By Rabbi David Saperstein, from the Nuclear Reduction/Disarmament Initiative

In the Bible it was commanded that before the Israelite army could engage in warfare, the priests needed to read to the assembled the rules of what was ethically permitted in warfare and what was prohibited. That interaction between religion and the military created the first ethical strictures of warfare—the foundation of what later became known as "just war theory."

Today we religious and military leaders continue this tradition. We stand together in this House of God, informed by our values, aware of the horrible human cost of war and conflict, weary of the threat posed by nuclear proliferation—to call upon Congress, the President, the American military, and the American people to lead the way towards a process of nuclear reduction and disarmament.

I am here representing the Reforrn Jewish Movement with some 1.5 million Reform Jews and 1,700 Reform Rabbis in 900 congregations in North America. For we Jews know, perhaps better than most, the danger of linking destructive technology with man's inhumanity to man.

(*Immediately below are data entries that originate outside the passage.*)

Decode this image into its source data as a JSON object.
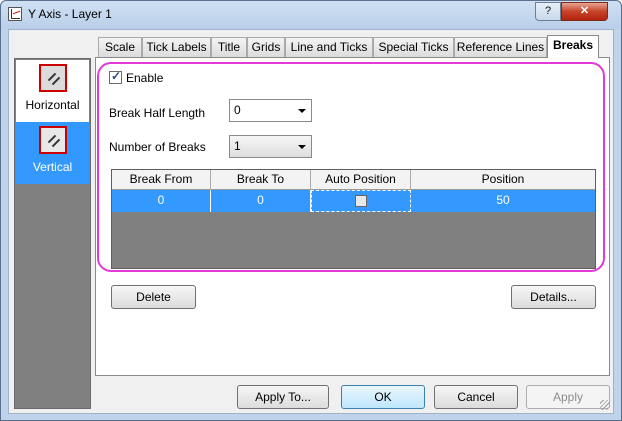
{
  "window": {
    "title": "Y Axis - Layer 1",
    "help_label": "?",
    "close_label": "✕"
  },
  "left_panel": {
    "items": [
      {
        "label": "Horizontal",
        "icon": "horizontal-break-icon",
        "selected": false
      },
      {
        "label": "Vertical",
        "icon": "vertical-break-icon",
        "selected": true
      }
    ]
  },
  "tabs": [
    {
      "label": "Scale"
    },
    {
      "label": "Tick Labels"
    },
    {
      "label": "Title"
    },
    {
      "label": "Grids"
    },
    {
      "label": "Line and Ticks"
    },
    {
      "label": "Special Ticks"
    },
    {
      "label": "Reference Lines"
    },
    {
      "label": "Breaks",
      "active": true
    }
  ],
  "breaks": {
    "enable_label": "Enable",
    "enable_checked": true,
    "half_length_label": "Break Half Length",
    "half_length_value": "0",
    "num_breaks_label": "Number of Breaks",
    "num_breaks_value": "1",
    "table": {
      "columns": [
        "Break From",
        "Break To",
        "Auto Position",
        "Position"
      ],
      "rows": [
        {
          "from": "0",
          "to": "0",
          "auto": false,
          "position": "50"
        }
      ]
    },
    "delete_label": "Delete",
    "details_label": "Details..."
  },
  "footer": {
    "apply_to_label": "Apply To...",
    "ok_label": "OK",
    "cancel_label": "Cancel",
    "apply_label": "Apply"
  },
  "colors": {
    "selection": "#3399ff",
    "highlight_ring": "#e23ad6",
    "close_button": "#c7432a"
  }
}
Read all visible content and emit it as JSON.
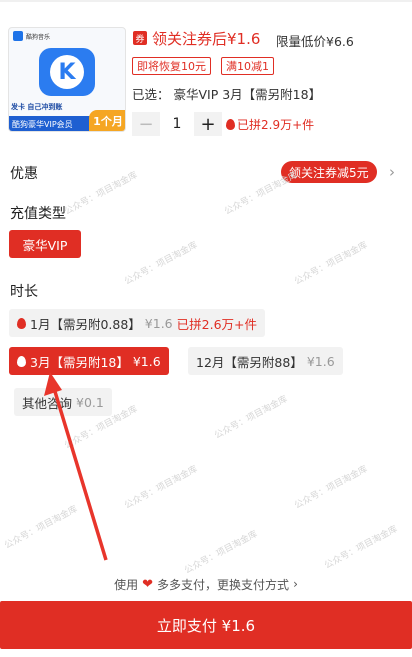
{
  "product": {
    "brand_text": "酷狗音乐",
    "promo_text": "发卡  自己冲到账",
    "bar_text": "酷狗豪华VIP会员",
    "month_tag": "1个月"
  },
  "price": {
    "coupon_icon": "券",
    "line": "领关注券后¥1.6",
    "original": "限量低价¥6.6"
  },
  "tags": [
    "即将恢复10元",
    "满10减1"
  ],
  "selected_text": "已选：  豪华VIP 3月【需另附18】",
  "stepper": {
    "minus": "−",
    "value": "1",
    "plus": "+"
  },
  "sold_text": "已拼2.9万+件",
  "sections": {
    "discount_label": "优惠",
    "discount_pill": "领关注券减5元",
    "recharge_label": "充值类型",
    "recharge_option": "豪华VIP",
    "duration_label": "时长"
  },
  "durations": [
    {
      "label": "1月【需另附0.88】",
      "price": "¥1.6",
      "extra": "已拼2.6万+件"
    },
    {
      "label": "3月【需另附18】",
      "price": "¥1.6"
    },
    {
      "label": "12月【需另附88】",
      "price": "¥1.6"
    },
    {
      "label": "其他咨询",
      "price": "¥0.1"
    }
  ],
  "payment": {
    "prefix": "使用",
    "method": "多多支付，更换支付方式",
    "chevron": "›",
    "button": "立即支付 ¥1.6"
  },
  "watermark": "公众号：项目淘金库",
  "colors": {
    "accent": "#e02e24",
    "brand_blue": "#2b7cf0",
    "tag_orange": "#f5a623"
  },
  "icons": [
    "coupon-icon",
    "flame-icon",
    "chevron-right-icon",
    "heart-icon",
    "app-logo-icon"
  ]
}
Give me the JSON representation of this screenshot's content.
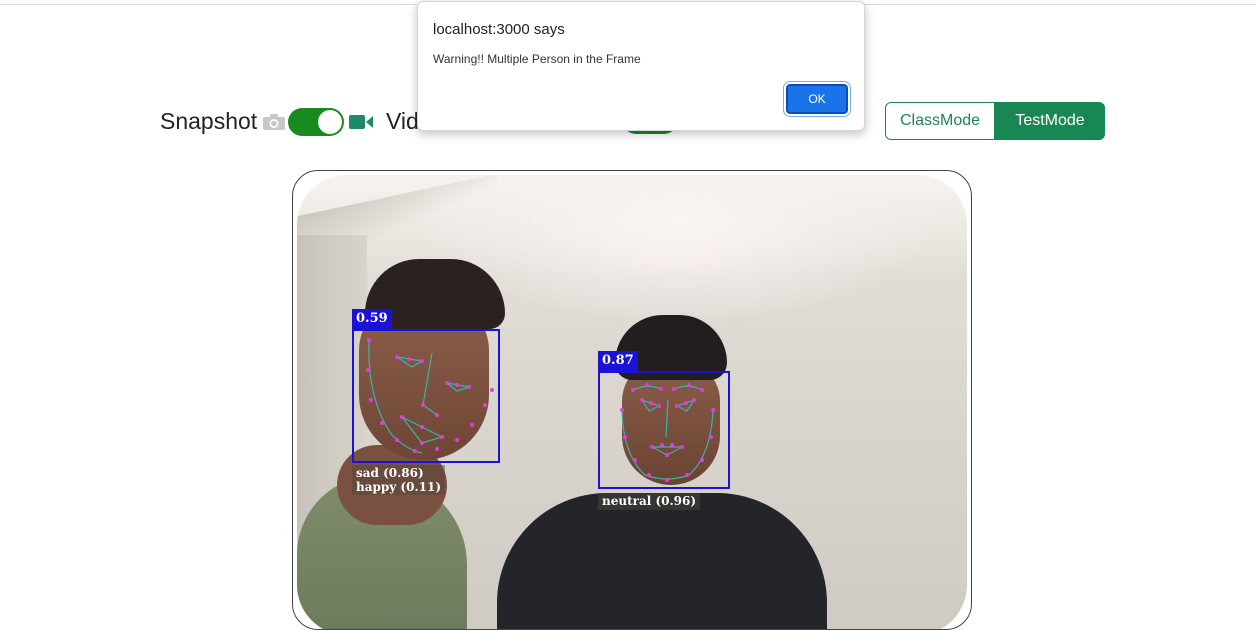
{
  "controls": {
    "snapshot_label": "Snapshot",
    "video_label_visible": "Vid",
    "snapshot_icon": "camera-icon",
    "video_icon": "video-camera-icon",
    "toggle_color": "#198a1e"
  },
  "mode_buttons": {
    "class_mode": "ClassMode",
    "test_mode": "TestMode",
    "active": "TestMode",
    "accent": "#198754"
  },
  "detections": [
    {
      "score": "0.59",
      "emotions": [
        "sad (0.86)",
        "happy (0.11)"
      ]
    },
    {
      "score": "0.87",
      "emotions": [
        "neutral (0.96)"
      ]
    }
  ],
  "dialog": {
    "title": "localhost:3000 says",
    "message": "Warning!! Multiple Person in the Frame",
    "ok_label": "OK"
  }
}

As Samuel Pisar, the eloquent Holocaust survivor said in his extraordinary speech before the Israeli Knesset at the Second Gathering of Holocaust Survivors:

To us, the Holocaust is not only an indelible memory of horror; it is a permanent warning. For we have seen the end of creation. In the shadow of permanently flaming gas chambers, where Eichman's reality eclipsed Dante's vision of hell, we have witnessed a pilot project of the destruction of humanity, the death rattle of the entire species on the eve of the atomic age, of thermonuclear proliferation - the final solution.

Here, with the authority of the numbers engraved on our arms, we cry out the commandments of six million innocent souls, children, of whom I used to be one: never again! From where, if not from us, will come the warning that a new combination of technology and brutality can transform the planet into a crematorium? From where, if not from the bloodiest killing ground of all time, will come the hope that coexistence between so called "hereditary enemies" is possible—between Germans and Frenchmen, Chinese and Japanese, Americans and Russians; above all, coexistence between Arabs and Jews?

Towards that end, at this crucial crossroads of history, we join to call on the world to recognize that violence begets violence; that nuclear proliferation benefits no one; that we can, we will, and we must find other ways to protect ourselves, our nations and our future: for it is not sufficient to have peace in our time, but, instead, we must leave a peaceful world to our children. That is the vision that should link every true soldier and every religious person together. It is the vision that brings us here today.

The Torah instructs us: "Seek peace and pursue it." Our tradition teaches that there are no purposeless words in the Torah, that each and every word carries meaning. So why "seek peace and pursue it?" Is it not enough to seek peace, to actively search it out? Is it not enough to pursue peace, to proactively work for it? Perhaps the injunction of seek peace and pursue it teaches us that peace, lasting peace, is something which we need to hand down from generation to generation.